A butterworth filter (low pass) of order $N$ with cutoff $\Omega_c$ is one which has a maximally flat passband, and has the squared magnitude response $|H(j \Omega)|^2 = \frac{1}{1+\left(\frac{j \Omega}{j \Omega_{cutoff}}\right)^{2N}}$. [I'm just writing it this way so that if you try to get a realizable transfer function via spectral factorization it is easy].
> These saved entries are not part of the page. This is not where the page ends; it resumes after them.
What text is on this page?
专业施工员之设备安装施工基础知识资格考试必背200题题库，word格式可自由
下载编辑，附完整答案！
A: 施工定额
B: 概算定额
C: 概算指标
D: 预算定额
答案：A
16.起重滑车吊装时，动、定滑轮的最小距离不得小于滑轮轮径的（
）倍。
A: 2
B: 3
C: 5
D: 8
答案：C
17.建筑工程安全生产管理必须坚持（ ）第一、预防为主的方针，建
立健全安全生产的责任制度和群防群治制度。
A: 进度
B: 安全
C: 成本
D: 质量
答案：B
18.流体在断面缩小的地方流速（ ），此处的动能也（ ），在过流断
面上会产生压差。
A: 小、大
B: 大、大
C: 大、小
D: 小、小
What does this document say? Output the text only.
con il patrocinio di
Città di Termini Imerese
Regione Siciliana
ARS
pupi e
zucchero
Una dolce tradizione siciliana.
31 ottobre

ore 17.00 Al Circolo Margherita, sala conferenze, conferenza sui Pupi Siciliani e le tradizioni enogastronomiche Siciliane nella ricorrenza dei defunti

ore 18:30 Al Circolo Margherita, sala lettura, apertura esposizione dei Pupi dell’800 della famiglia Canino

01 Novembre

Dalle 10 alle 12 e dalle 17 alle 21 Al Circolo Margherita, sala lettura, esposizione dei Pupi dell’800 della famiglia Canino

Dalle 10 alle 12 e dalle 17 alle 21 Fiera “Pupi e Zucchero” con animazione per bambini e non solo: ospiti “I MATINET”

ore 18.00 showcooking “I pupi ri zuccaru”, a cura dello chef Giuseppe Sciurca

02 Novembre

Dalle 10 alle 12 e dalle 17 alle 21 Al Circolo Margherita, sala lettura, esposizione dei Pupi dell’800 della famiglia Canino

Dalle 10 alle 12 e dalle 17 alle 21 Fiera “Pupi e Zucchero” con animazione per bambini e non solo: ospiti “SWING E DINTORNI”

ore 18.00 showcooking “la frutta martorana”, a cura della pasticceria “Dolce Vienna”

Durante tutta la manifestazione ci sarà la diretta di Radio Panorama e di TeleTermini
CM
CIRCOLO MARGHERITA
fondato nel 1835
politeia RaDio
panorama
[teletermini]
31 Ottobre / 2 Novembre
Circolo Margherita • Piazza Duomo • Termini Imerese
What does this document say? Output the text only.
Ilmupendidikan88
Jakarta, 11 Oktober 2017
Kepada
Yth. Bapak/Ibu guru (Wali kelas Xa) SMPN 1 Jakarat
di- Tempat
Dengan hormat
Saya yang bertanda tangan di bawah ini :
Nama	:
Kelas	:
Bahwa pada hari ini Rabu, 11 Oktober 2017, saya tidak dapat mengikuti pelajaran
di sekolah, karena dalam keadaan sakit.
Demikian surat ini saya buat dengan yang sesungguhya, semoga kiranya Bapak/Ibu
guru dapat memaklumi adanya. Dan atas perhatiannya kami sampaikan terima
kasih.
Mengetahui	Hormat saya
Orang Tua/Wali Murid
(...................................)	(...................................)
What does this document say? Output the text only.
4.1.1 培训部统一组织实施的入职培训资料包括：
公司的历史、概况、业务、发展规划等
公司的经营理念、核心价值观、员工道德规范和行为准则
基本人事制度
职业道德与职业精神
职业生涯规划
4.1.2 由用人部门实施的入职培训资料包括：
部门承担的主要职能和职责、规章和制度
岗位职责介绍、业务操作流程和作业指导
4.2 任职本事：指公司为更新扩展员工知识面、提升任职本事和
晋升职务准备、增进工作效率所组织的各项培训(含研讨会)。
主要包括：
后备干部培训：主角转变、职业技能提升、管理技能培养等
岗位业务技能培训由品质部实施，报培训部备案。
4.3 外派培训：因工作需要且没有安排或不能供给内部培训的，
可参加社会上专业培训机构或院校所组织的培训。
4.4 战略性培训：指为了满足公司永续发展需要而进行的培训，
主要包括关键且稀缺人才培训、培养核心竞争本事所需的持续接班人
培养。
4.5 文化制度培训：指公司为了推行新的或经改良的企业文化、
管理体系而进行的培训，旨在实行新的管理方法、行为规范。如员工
So, you specify the cutoff $\Omega_c$ and it gets sharper as you increase the filter order. Strictly speaking, from the the squared magnitude response, you see that $|H(j \Omega)|^2=1$ if and only if $\Omega=0$, i.e. only the DC component is un-modified. However, from that formula, you can calculate things like frequencies where the magnitude is within say 99% of the original magnitude, by finding $\Omega$ such that $|H(j \Omega)|^2 \geq 0.99^2$ (note that $|H(j \Omega)|^2 $ is monotone decreasing in $\Omega$, so your range will be of the form $[-\Omega_{0.99},\Omega_{0.99}]$). Similar properties of other filters will hold as well - see Appendix B of Discrete-Time Signal Processing 2e by Oppenheim, Schafer and Buck for more details. Make sure you're familiar with the basic types of filters as well -- elliptical, butterworth and chebyshev to make sure your characteristics you desire are matched to what you want.
If you want to design filters with particular passband and stopband characteristics in the FIR case (such as controlling the maximum error), you may want to look at the Parks-Mclellan algorithm (described in Discrete-Time Signal Processing 2e by Oppenheim Schafer and Buck, ch. 7).
As for Matlab usage, you can plot the magnitude response of the filter and determine these things. It can be done from the filter visualization tool. TI also makes a filter design tool which is quite nice, called FilterPro.